Domestic abuse charity warns ‘vital opportunities are being missed’ by NHS
A charity which looks after the victims of domestic abuse has warned that “vital opportunities” to save lives are being missed because specially trained staff are not working in hospitals.
Fewer than 50 hospitals have specially trained staff designed to spot the signs of domestic abuse of patients.
Safelives is calling for more independent domestic violence advisers, known as IDVAs, to be based within the health service and believes without them too many vital opportunities are being missed to help those in need of support.
Diana Barren, the charity's chief executive, told Sky News: "We know that only one in five women will call the police so having support for women in a hospital setting and in a GP setting is really critical to make sure we intervene early for them and their children."
Domestic abuse is estimated to cost the NHS £1.76bn ever year as victims are admitted to hospital with physical and mental health problems.

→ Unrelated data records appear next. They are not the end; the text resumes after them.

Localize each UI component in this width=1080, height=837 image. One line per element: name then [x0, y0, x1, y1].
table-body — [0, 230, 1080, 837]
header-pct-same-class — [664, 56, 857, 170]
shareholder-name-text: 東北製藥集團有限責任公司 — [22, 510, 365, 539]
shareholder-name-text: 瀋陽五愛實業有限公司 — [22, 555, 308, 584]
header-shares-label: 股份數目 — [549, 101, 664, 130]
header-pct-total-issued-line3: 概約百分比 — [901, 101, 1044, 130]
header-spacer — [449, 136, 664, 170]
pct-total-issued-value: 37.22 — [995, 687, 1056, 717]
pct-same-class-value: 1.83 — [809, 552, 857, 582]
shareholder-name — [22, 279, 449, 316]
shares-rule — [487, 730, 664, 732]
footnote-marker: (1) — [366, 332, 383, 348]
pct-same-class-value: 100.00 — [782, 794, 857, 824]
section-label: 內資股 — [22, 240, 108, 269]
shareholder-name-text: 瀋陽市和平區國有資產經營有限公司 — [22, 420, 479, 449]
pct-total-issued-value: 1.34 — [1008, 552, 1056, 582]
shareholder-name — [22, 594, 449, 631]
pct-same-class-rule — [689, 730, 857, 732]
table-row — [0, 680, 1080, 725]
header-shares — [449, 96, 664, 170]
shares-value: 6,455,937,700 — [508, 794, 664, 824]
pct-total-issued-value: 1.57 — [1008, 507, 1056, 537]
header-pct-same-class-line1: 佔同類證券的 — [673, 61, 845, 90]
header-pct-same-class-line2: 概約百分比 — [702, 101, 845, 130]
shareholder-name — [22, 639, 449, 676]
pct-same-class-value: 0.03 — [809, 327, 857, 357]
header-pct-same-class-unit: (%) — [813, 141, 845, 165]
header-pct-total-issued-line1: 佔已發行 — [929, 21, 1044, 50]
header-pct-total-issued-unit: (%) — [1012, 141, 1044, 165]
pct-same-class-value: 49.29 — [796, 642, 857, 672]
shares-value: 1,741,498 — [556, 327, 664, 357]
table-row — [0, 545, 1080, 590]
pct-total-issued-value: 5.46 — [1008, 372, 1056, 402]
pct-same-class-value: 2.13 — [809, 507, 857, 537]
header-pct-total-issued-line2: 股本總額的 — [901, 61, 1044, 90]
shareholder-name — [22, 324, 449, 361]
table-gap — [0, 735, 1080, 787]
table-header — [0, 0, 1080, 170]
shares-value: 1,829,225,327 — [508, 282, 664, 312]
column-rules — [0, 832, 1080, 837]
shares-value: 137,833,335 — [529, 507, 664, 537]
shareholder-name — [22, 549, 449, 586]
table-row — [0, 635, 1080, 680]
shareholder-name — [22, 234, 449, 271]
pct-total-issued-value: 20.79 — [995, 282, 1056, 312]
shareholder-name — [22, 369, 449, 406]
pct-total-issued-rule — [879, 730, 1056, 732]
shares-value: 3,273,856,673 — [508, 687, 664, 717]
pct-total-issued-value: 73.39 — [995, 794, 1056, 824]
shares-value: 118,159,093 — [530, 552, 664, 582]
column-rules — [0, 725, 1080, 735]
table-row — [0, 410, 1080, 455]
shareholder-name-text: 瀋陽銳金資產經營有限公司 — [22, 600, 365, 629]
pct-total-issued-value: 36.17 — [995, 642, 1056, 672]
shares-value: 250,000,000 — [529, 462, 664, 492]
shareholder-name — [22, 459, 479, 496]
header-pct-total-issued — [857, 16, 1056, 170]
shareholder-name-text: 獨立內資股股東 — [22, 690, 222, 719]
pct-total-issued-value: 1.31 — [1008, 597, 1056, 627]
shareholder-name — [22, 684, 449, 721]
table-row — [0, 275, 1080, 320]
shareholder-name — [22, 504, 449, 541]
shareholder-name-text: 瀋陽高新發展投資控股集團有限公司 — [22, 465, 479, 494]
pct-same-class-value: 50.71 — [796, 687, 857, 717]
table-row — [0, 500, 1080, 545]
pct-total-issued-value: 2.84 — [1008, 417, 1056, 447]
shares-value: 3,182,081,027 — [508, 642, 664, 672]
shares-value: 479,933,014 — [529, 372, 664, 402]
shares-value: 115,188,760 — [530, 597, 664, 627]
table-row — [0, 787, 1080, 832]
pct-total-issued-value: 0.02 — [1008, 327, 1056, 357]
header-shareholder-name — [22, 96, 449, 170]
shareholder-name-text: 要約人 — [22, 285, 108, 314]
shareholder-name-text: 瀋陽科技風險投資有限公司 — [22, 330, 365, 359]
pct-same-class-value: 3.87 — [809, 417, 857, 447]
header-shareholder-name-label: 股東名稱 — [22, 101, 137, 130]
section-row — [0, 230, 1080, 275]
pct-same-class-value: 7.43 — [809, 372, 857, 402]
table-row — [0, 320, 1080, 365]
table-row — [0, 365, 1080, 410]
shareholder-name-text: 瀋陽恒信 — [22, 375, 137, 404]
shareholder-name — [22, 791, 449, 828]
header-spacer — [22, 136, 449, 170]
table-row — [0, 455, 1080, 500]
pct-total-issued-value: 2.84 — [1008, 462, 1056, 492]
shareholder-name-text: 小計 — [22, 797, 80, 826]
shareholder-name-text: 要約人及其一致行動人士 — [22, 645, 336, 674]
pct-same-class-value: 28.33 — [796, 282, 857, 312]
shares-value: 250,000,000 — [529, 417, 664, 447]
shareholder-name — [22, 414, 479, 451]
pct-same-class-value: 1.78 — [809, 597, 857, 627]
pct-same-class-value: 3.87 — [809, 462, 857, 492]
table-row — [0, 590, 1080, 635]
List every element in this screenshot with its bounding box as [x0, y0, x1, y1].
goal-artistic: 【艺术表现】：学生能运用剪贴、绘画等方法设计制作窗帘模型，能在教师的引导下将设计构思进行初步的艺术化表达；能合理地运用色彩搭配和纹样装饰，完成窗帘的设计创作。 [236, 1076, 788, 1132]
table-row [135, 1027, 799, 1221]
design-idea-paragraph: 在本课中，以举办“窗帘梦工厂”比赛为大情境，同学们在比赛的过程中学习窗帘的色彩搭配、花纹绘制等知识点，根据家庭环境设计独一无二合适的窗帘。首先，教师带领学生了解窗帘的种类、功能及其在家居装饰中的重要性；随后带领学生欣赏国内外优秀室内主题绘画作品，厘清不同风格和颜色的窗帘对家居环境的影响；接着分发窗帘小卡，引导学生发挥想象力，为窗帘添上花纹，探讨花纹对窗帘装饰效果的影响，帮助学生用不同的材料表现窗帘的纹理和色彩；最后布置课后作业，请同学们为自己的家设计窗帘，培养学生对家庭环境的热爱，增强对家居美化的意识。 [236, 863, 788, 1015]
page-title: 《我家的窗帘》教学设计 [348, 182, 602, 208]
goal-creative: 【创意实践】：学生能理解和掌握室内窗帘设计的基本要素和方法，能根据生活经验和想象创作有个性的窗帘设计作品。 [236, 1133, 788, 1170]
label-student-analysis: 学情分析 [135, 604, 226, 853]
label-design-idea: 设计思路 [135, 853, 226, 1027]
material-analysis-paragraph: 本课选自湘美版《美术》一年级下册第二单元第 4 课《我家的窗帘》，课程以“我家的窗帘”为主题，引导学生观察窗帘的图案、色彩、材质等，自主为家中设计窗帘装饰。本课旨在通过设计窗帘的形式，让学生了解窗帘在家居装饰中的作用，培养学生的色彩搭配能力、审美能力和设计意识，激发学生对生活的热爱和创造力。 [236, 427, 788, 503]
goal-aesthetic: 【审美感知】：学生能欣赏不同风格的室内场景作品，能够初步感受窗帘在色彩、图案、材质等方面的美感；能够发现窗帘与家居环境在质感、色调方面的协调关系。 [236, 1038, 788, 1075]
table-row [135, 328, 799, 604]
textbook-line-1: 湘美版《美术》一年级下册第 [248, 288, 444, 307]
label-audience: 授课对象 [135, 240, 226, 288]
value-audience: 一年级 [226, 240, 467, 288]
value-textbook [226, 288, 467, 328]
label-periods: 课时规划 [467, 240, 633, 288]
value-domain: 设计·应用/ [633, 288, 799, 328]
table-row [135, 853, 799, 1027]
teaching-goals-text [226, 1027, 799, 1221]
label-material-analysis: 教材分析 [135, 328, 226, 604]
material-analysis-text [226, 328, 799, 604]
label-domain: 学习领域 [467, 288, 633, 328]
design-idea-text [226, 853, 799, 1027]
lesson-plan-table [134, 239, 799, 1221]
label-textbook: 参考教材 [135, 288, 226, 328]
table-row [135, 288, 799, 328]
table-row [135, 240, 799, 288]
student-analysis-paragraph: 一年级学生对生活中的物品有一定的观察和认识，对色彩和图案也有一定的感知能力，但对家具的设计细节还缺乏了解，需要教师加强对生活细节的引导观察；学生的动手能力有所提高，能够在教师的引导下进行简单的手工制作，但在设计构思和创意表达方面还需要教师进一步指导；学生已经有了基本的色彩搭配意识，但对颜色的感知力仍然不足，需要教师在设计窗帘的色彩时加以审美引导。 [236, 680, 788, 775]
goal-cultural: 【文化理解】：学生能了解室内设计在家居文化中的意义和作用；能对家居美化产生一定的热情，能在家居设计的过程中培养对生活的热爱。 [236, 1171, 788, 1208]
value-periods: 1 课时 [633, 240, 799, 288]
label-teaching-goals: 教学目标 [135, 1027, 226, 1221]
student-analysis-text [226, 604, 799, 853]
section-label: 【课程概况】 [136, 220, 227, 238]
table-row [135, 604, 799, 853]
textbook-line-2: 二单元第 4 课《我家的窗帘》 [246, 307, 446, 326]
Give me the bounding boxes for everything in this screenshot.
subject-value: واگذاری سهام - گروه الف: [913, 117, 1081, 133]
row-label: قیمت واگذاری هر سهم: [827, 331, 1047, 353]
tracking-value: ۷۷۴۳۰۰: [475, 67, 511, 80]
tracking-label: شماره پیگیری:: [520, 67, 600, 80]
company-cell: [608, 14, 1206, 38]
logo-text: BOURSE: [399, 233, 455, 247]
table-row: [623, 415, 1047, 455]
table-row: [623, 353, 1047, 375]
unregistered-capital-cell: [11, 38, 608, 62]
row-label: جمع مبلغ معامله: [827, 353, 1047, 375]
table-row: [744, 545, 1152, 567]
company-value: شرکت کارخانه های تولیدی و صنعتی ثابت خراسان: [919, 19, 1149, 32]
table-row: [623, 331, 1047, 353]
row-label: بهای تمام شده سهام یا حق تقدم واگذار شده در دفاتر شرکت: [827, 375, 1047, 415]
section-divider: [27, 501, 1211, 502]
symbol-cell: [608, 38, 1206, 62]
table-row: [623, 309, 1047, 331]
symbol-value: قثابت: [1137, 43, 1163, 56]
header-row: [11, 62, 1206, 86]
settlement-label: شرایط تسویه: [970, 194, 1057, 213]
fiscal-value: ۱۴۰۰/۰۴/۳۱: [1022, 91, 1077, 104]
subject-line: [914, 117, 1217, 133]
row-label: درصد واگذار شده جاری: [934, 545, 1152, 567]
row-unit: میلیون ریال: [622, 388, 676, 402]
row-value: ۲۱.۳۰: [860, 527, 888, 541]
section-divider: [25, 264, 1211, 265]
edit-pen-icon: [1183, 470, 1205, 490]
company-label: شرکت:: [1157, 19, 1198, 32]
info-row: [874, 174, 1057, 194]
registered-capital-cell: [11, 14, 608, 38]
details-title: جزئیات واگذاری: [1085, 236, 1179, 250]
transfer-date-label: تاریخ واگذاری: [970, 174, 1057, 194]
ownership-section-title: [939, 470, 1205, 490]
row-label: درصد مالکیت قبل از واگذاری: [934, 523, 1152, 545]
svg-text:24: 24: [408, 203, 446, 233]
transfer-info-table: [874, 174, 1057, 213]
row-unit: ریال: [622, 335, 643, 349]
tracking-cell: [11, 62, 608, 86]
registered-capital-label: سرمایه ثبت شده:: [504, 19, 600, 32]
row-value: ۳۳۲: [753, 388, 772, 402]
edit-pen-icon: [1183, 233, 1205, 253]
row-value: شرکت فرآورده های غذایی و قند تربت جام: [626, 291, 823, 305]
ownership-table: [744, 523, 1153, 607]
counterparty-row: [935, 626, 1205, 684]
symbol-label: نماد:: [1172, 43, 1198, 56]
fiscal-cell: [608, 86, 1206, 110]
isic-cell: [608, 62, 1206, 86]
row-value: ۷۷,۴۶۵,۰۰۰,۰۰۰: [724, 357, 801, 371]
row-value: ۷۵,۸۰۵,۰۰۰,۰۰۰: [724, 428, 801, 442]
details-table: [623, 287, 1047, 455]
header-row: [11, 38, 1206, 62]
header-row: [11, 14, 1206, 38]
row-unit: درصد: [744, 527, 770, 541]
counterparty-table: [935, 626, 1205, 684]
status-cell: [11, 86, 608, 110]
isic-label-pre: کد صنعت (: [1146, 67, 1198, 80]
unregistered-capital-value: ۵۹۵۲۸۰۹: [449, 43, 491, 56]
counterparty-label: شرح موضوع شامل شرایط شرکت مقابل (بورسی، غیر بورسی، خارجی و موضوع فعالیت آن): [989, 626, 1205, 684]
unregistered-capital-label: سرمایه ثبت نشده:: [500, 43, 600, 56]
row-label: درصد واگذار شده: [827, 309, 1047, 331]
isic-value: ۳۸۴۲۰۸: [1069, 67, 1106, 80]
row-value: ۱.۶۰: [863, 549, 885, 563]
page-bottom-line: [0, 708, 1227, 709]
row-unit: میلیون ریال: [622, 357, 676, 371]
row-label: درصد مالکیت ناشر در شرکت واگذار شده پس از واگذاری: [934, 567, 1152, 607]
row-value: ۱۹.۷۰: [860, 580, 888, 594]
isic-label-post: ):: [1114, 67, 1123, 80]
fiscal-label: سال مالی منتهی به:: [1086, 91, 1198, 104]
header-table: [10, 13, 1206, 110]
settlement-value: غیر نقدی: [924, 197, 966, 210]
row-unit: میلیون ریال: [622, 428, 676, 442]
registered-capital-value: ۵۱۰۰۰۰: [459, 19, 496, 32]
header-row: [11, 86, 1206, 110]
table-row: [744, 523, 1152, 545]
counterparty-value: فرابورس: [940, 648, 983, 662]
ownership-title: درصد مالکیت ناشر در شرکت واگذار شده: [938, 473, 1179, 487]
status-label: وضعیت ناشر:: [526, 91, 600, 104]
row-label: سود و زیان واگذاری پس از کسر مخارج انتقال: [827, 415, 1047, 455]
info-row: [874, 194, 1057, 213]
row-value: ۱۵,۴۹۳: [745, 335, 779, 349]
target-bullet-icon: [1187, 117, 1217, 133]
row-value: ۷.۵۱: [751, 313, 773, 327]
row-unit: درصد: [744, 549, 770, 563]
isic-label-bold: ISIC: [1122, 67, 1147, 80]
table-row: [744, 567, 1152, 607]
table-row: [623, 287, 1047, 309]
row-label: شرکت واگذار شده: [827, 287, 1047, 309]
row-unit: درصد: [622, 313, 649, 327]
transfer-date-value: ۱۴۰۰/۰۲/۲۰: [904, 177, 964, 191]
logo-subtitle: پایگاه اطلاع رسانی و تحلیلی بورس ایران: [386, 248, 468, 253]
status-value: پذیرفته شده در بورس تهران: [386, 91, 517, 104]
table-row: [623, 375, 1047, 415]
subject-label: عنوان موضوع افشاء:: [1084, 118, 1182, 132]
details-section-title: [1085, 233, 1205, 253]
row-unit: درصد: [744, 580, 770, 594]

In a statement the Home Office said: "Last year the Government committed increased funding of £80m to stop violence against women and girls, launching a new strategy to stop physical abuse with early intervention and prevention. A further £20m for domestic abuse services was announced in the Spring Budget.
"Independent Domestic Violence Advisers (IDVAs) play a crucial role in protecting victims across the UK. Under this Government, the number of IDVAs have more than doubled since 2010."
Safelives also found that over 50,000 NHS staff were dealing with domestic abuse in their personal lives.